DAILY SABAH WITH DHA
ISTANBUL
Published 09.12.2018 23:44
Updated 10.12.2018 08:00
Visitors flock to see historic 'Gypsy Girl' mosaic

With a calm but piercing look in her eyes, the "Gypsy Girl" draws comparison to Leonardo da Vinci's "Mona Lisa," and although she is much older than the Italian artist's most famous work, the Gypsy Girl only began to beget attention when it was returned to Turkey after decades in the United States.

On opening day at a museum in the southern city of Gaziantep, the mosaic drew some 3,000 visitors this Saturday.
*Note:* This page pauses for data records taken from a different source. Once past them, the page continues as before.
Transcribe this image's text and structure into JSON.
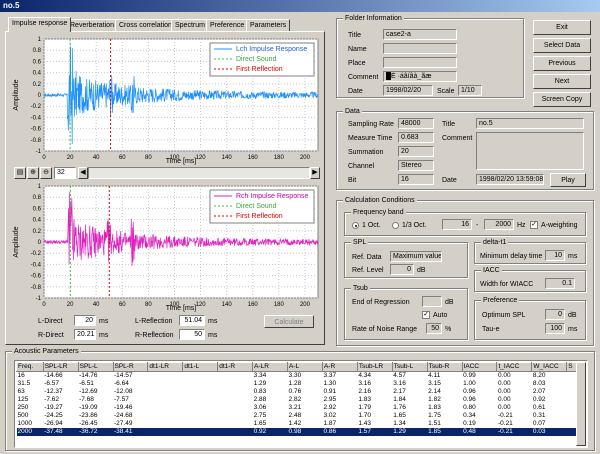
{
  "window": {
    "title": "no.5"
  },
  "tabs": [
    "Impulse response",
    "Reverberation",
    "Cross correlation",
    "Spectrum",
    "Preference",
    "Parameters"
  ],
  "plots": {
    "top": {
      "legend": [
        "Lch Impulse Response",
        "Direct Sound",
        "First Reflection"
      ],
      "trace_color": "#1e90ff"
    },
    "bottom": {
      "legend": [
        "Rch Impulse Response",
        "Direct Sound",
        "First Reflection"
      ],
      "trace_color": "#e020c0"
    },
    "y_ticks": [
      "1",
      "0.8",
      "0.6",
      "0.4",
      "0.2",
      "0",
      "-0.2",
      "-0.4",
      "-0.6",
      "-0.8",
      "-1"
    ],
    "x_ticks": [
      "0",
      "20",
      "40",
      "60",
      "80",
      "100",
      "120",
      "140",
      "160",
      "180",
      "200"
    ],
    "ylabel": "Amplitude",
    "xlabel": "Time [ms]",
    "zoom_value": "32",
    "direct_color": "#40c040",
    "reflection_color": "#e00000"
  },
  "measures": {
    "l_direct_label": "L-Direct",
    "l_direct": "20",
    "l_direct_unit": "ms",
    "r_direct_label": "R-Direct",
    "r_direct": "20.21",
    "r_direct_unit": "ms",
    "l_reflection_label": "L-Reflection",
    "l_reflection": "51.04",
    "l_reflection_unit": "ms",
    "r_reflection_label": "R-Reflection",
    "r_reflection": "50",
    "r_reflection_unit": "ms",
    "calculate": "Calculate"
  },
  "folder": {
    "group": "Folder Information",
    "title_label": "Title",
    "title": "case2-a",
    "name_label": "Name",
    "name": "",
    "place_label": "Place",
    "place": "",
    "comment_label": "Comment",
    "comment": "█É ·áâíâà_ãæ",
    "date_label": "Date",
    "date": "1998/02/20",
    "scale_label": "Scale",
    "scale": "1/10"
  },
  "buttons": {
    "exit": "Exit",
    "select": "Select Data",
    "previous": "Previous",
    "next": "Next",
    "screen_copy": "Screen Copy"
  },
  "data": {
    "group": "Data",
    "sampling_rate_label": "Sampling Rate",
    "sampling_rate": "48000",
    "measure_time_label": "Measure Time",
    "measure_time": "0.683",
    "summation_label": "Summation",
    "summation": "20",
    "channel_label": "Channel",
    "channel": "Stereo",
    "bit_label": "Bit",
    "bit": "16",
    "title_label": "Title",
    "title": "no.5",
    "comment_label": "Comment",
    "comment": "",
    "date_label": "Date",
    "date": "1998/02/20 13:59:08",
    "play": "Play"
  },
  "calc": {
    "group": "Calculation Conditions",
    "freq_group": "Frequency band",
    "oct1": "1 Oct.",
    "oct3": "1/3 Oct.",
    "freq_from": "16",
    "freq_to": "2000",
    "freq_sep": "-",
    "freq_unit": "Hz",
    "a_weighting": "A-weighting",
    "spl_group": "SPL",
    "ref_data_label": "Ref. Data",
    "ref_data": "Maximum value",
    "ref_level_label": "Ref. Level",
    "ref_level": "0",
    "ref_level_unit": "dB",
    "delta_group": "delta-t1",
    "min_delay_label": "Minimum delay time",
    "min_delay": "10",
    "min_delay_unit": "ms",
    "iacc_group": "IACC",
    "wiacc_label": "Width for WIACC",
    "wiacc": "0.1",
    "tsub_group": "Tsub",
    "end_regression_label": "End of Regression",
    "end_regression": "",
    "end_regression_unit": "dB",
    "auto_label": "Auto",
    "noise_range_label": "Rate of Noise Range",
    "noise_range": "50",
    "noise_range_unit": "%",
    "pref_group": "Preference",
    "optimum_spl_label": "Optimum SPL",
    "optimum_spl": "0",
    "optimum_spl_unit": "dB",
    "tau_e_label": "Tau-e",
    "tau_e": "100",
    "tau_e_unit": "ms"
  },
  "acoustic": {
    "group": "Acoustic Parameters",
    "columns": [
      "Freq.",
      "SPL-LR",
      "SPL-L",
      "SPL-R",
      "dt1-LR",
      "dt1-L",
      "dt1-R",
      "A-LR",
      "A-L",
      "A-R",
      "Tsub-LR",
      "Tsub-L",
      "Tsub-R",
      "IACC",
      "t_IACC",
      "W_IACC",
      "S"
    ],
    "rows": [
      [
        "16",
        "-14.66",
        "-14.76",
        "-14.57",
        "",
        "",
        "",
        "3.34",
        "3.30",
        "3.37",
        "4.34",
        "4.57",
        "4.11",
        "0.99",
        "0.00",
        "8.20",
        ""
      ],
      [
        "31.5",
        "-6.57",
        "-6.51",
        "-6.64",
        "",
        "",
        "",
        "1.29",
        "1.28",
        "1.30",
        "3.16",
        "3.16",
        "3.15",
        "1.00",
        "0.00",
        "8.03",
        ""
      ],
      [
        "63",
        "-12.37",
        "-12.69",
        "-12.08",
        "",
        "",
        "",
        "0.83",
        "0.76",
        "0.91",
        "2.16",
        "2.17",
        "2.14",
        "0.96",
        "0.00",
        "2.07",
        ""
      ],
      [
        "125",
        "-7.62",
        "-7.68",
        "-7.57",
        "",
        "",
        "",
        "2.88",
        "2.82",
        "2.95",
        "1.83",
        "1.84",
        "1.82",
        "0.96",
        "0.00",
        "0.92",
        ""
      ],
      [
        "250",
        "-19.27",
        "-19.09",
        "-19.46",
        "",
        "",
        "",
        "3.06",
        "3.21",
        "2.92",
        "1.79",
        "1.76",
        "1.83",
        "0.80",
        "0.00",
        "0.61",
        ""
      ],
      [
        "500",
        "-24.25",
        "-23.86",
        "-24.68",
        "",
        "",
        "",
        "2.75",
        "2.48",
        "3.02",
        "1.70",
        "1.65",
        "1.75",
        "0.34",
        "-0.21",
        "0.31",
        ""
      ],
      [
        "1000",
        "-26.94",
        "-26.45",
        "-27.49",
        "",
        "",
        "",
        "1.65",
        "1.42",
        "1.87",
        "1.43",
        "1.34",
        "1.51",
        "0.19",
        "-0.21",
        "0.07",
        ""
      ],
      [
        "2000",
        "-37.48",
        "-36.72",
        "-38.41",
        "",
        "",
        "",
        "0.92",
        "0.98",
        "0.86",
        "1.57",
        "1.29",
        "1.85",
        "0.48",
        "-0.21",
        "0.03",
        ""
      ]
    ]
  }
}
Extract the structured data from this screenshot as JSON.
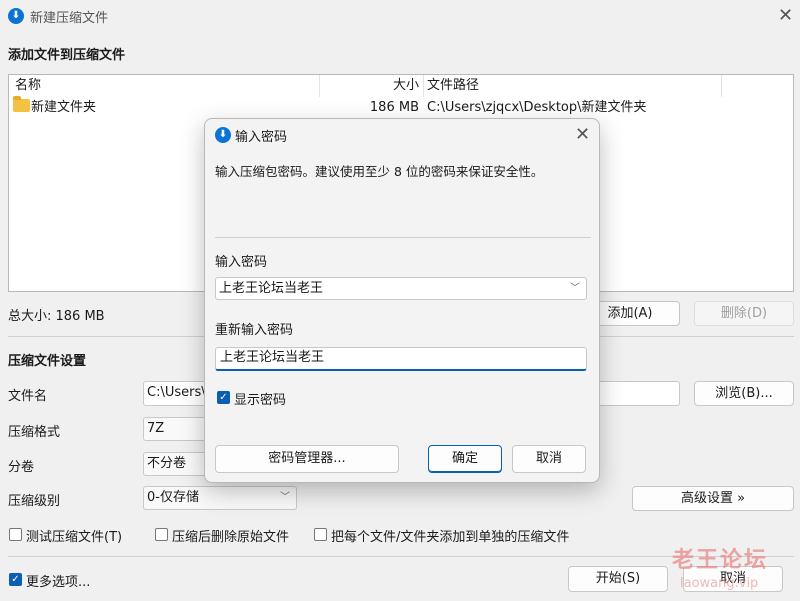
{
  "window": {
    "title": "新建压缩文件",
    "close_glyph": "✕"
  },
  "files_section": {
    "title": "添加文件到压缩文件",
    "columns": {
      "name": "名称",
      "size": "大小",
      "path": "文件路径"
    },
    "rows": [
      {
        "name": "新建文件夹",
        "size": "186 MB",
        "path": "C:\\Users\\zjqcx\\Desktop\\新建文件夹"
      }
    ],
    "total": "总大小: 186 MB",
    "add_button": "添加(A)",
    "delete_button": "删除(D)"
  },
  "settings": {
    "title": "压缩文件设置",
    "filename_label": "文件名",
    "filename_value": "C:\\Users\\",
    "browse_button": "浏览(B)...",
    "format_label": "压缩格式",
    "format_value": "7Z",
    "split_label": "分卷",
    "split_value": "不分卷",
    "level_label": "压缩级别",
    "level_value": "0-仅存储",
    "advanced_button": "高级设置 »",
    "test_checkbox": "测试压缩文件(T)",
    "delete_after_checkbox": "压缩后删除原始文件",
    "separate_checkbox": "把每个文件/文件夹添加到单独的压缩文件"
  },
  "footer": {
    "more_options": "更多选项...",
    "start_button": "开始(S)",
    "cancel_button": "取消"
  },
  "dialog": {
    "title": "输入密码",
    "description": "输入压缩包密码。建议使用至少 8 位的密码来保证安全性。",
    "password_label": "输入密码",
    "password_value": "上老王论坛当老王",
    "confirm_label": "重新输入密码",
    "confirm_value": "上老王论坛当老王",
    "show_password": "显示密码",
    "manager_button": "密码管理器...",
    "ok_button": "确定",
    "cancel_button": "取消"
  },
  "watermark": {
    "text": "老王论坛",
    "url": "laowang.vip"
  },
  "colors": {
    "accent": "#0a5fb4",
    "folder": "#f4c242",
    "app_icon": "#0a74d6"
  },
  "icons": {
    "app": "app-logo-icon",
    "folder": "folder-icon",
    "chevron": "chevron-down-icon",
    "close": "close-icon",
    "check": "check-icon"
  }
}
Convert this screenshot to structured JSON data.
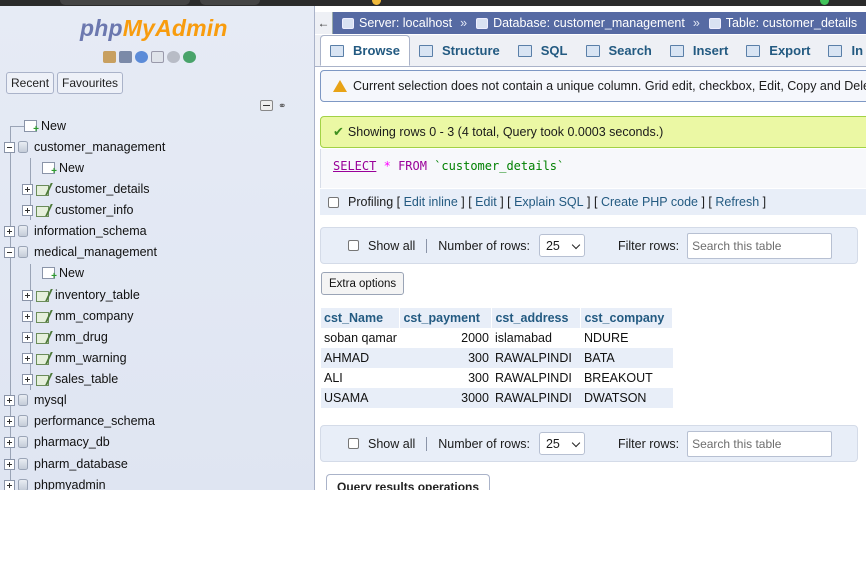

Officials expect more visitors as this famous piece of the mosaic museum will be on permanent display following the temporary exhibit over the weekend.

Twelve stolen pieces of the mosaic, once adorning the floor of a dining room of a Roman-era villa in Gaziantep's Zeugma, was returned to Turkey by Bowling Green University in Ohio, United States where it was on display for years. Pieces complete the other parts of the mosaic in the Gaziantep museum which showed the upper part of the Gypsy Girl's face. Dubbed as the "family of the Gypsy Girl," pieces which arrived from the United States late November, shows figures of a satyr (a nature spirit in Greek and Roman mythology), a peacock, a maenad (female follower of Greek god Dionysus) mask and a Pan (another Greek god) mask.

Turkish Culture and Tourism Minister Mehmet Nuri Ersoy unveiled the newly arrived pieces on Saturday in a ceremony accompanied by officials from the U.S. Embassy in Turkey. Ersoy said the return of the mosaic pieces was the conclusion of "a lengthy battle."

"It is not just a matter for Gaziantep but it is also important for Turkey," Ersoy told Demirören News Agency, citing that it motivated them to fight harder to bring back more artifacts smuggled out of Turkey in the past. "We still have thousands of artifacts on our watch list and legal processes are underway to bring them back home. The world must understand that such historical artifacts are valuable only in the country where they originated from. They should be preserved and exhibited in their home countries," Ersoy said.